22.8.16

o letreiro amarelo





O letreiro amarelo era uma padaria. Não. É uma fachada amarela. Uma boa padaria. Café com leite bem quente. Xícaras brancas e grossas. Fazia frio. Não. Eu sentia frio. E morava ao lado, no prédio branco mais alto. Décimo andar. Aquele ali com a divisória amarela. Sim, é uma divisória. Estávamos em obras. Acho que fecharam a rua. Havia uma rua ali entre o meu prédio e a padaria. Não estou vendo mais. As árvores são as mesmas. O ponto de ônibus. Mais adiante uma farmácia. Sonecas no sofá de couro frio. Ainda tenho o sofá. Não consigo mais dormir nele. Ele era aconchegante naquela cidade. Como um jornalzinho quinzenal sem importância para o mundo. Uma cidade universitária por excelência. Pombos veterocatólicos nas sacadas. Muitas livrarias. Só não tinha mais livrarias do que clínicas. Cristos. Pé-sujos. Do décimo andar eu via o bairro inteiro. A noite inteira. Agora o prédio está pequeno. A noite está pequena. Tirei fotos das noites grandes. Das pontes entre uma luz e outra. Do nosso colchão no chão. Você usando o meu casaco. Mortas de fome pedindo delivery. A garagem era a parte mais bela do prédio. Bastava embicar o carro na parede aberta que o escuro do céu parecia uma praia. Eu fechava os olhos. Acendia a luminária verde da mesa, a mesma que está comigo agora. E escrevia isso. Tristeza é quando a poesia acaba no penúltimo verso. Mil vezes. Você é que lê coisas diferentes.  A cidade na foto também está diferente. A rua era mais larga. Não virá mais. Eu comprei um lençol de listras azuis e brancas. Nunca mais.

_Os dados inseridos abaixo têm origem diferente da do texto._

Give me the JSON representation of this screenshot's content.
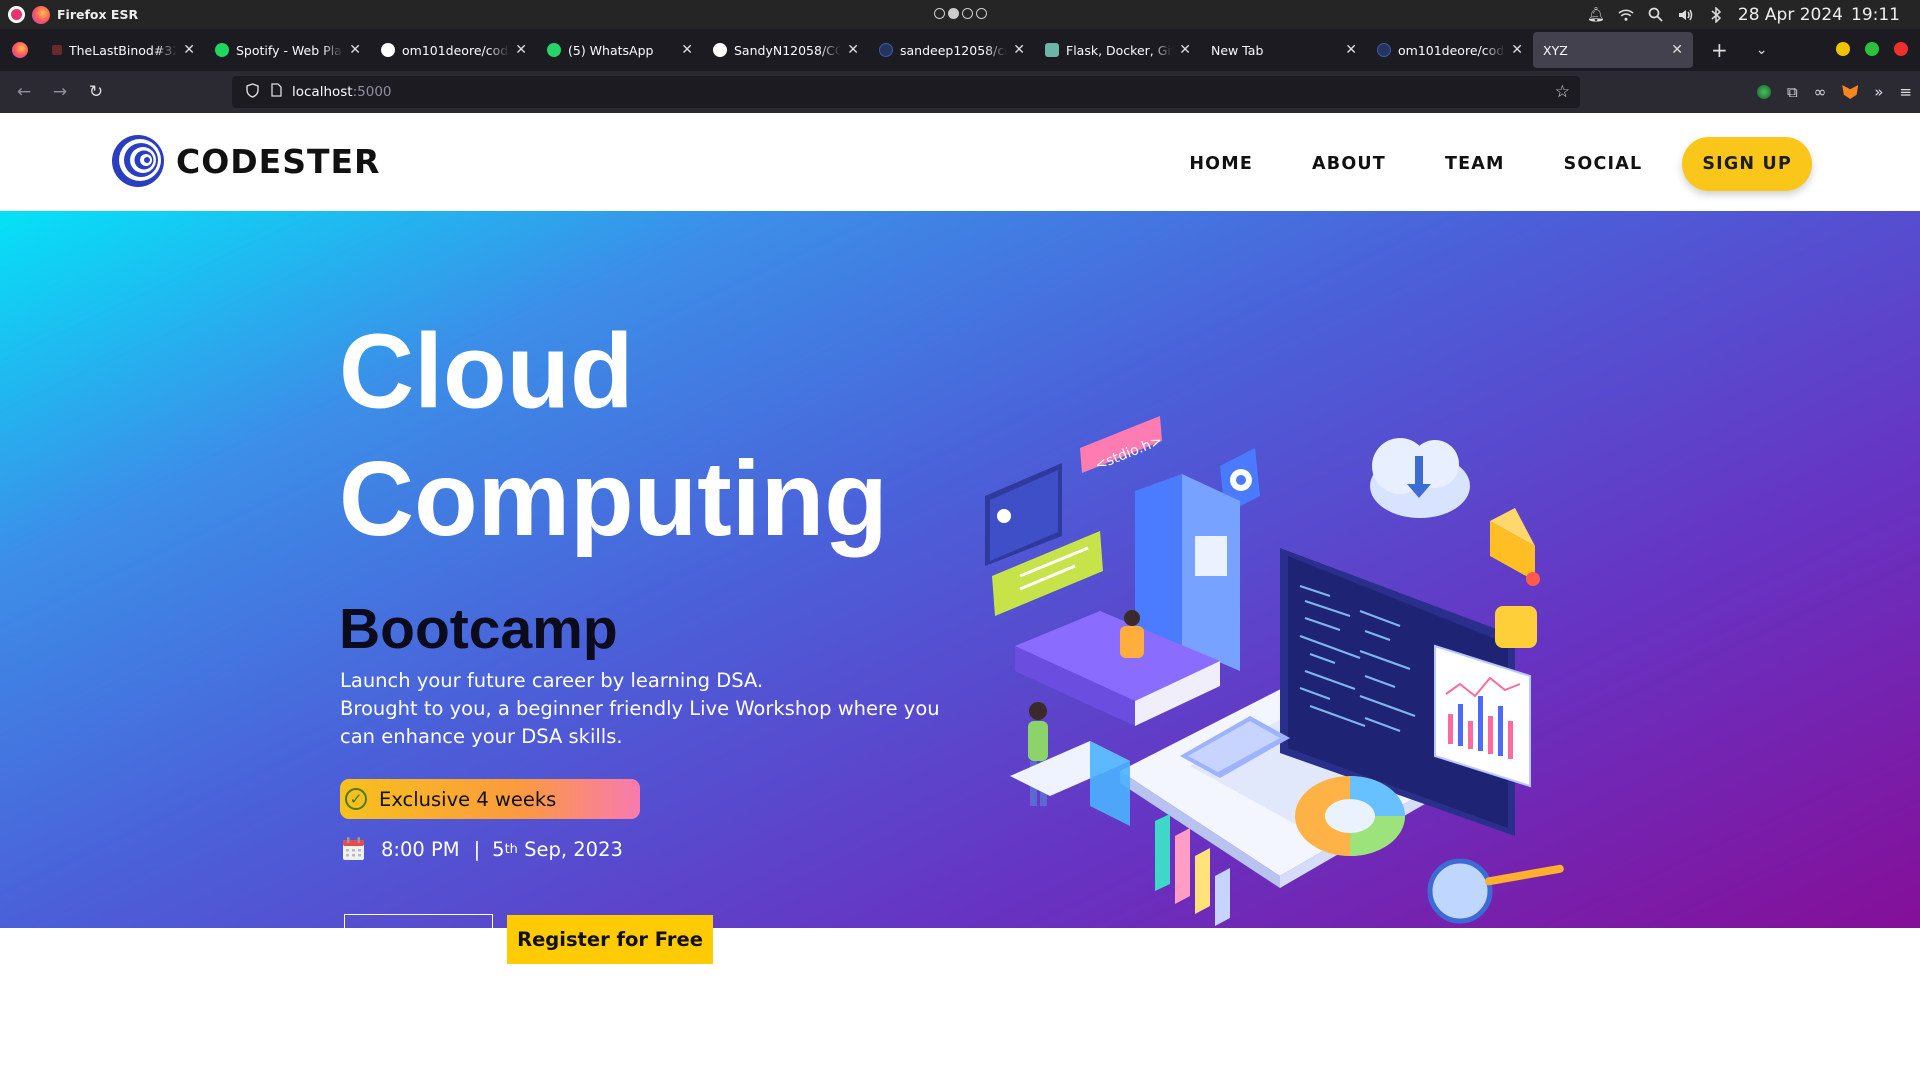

Eu recebia cartas: Outro dia pensei em você. Telegramas: Chego amanhã. Não. Está igual. Porque eu vejo igual. Mil vezes. Canetas em promoção. Palavras que não achei.  As paredes nuas. Uma cerveja para ver os automóveis passando calados. De madrugada, os trens. Não é possível comparar uma cidade com outra. A terra em que piso sempre será asfalto. A pequena TV que você me deu lá está escura. Não posso ver mais nada. E fecho os olhos.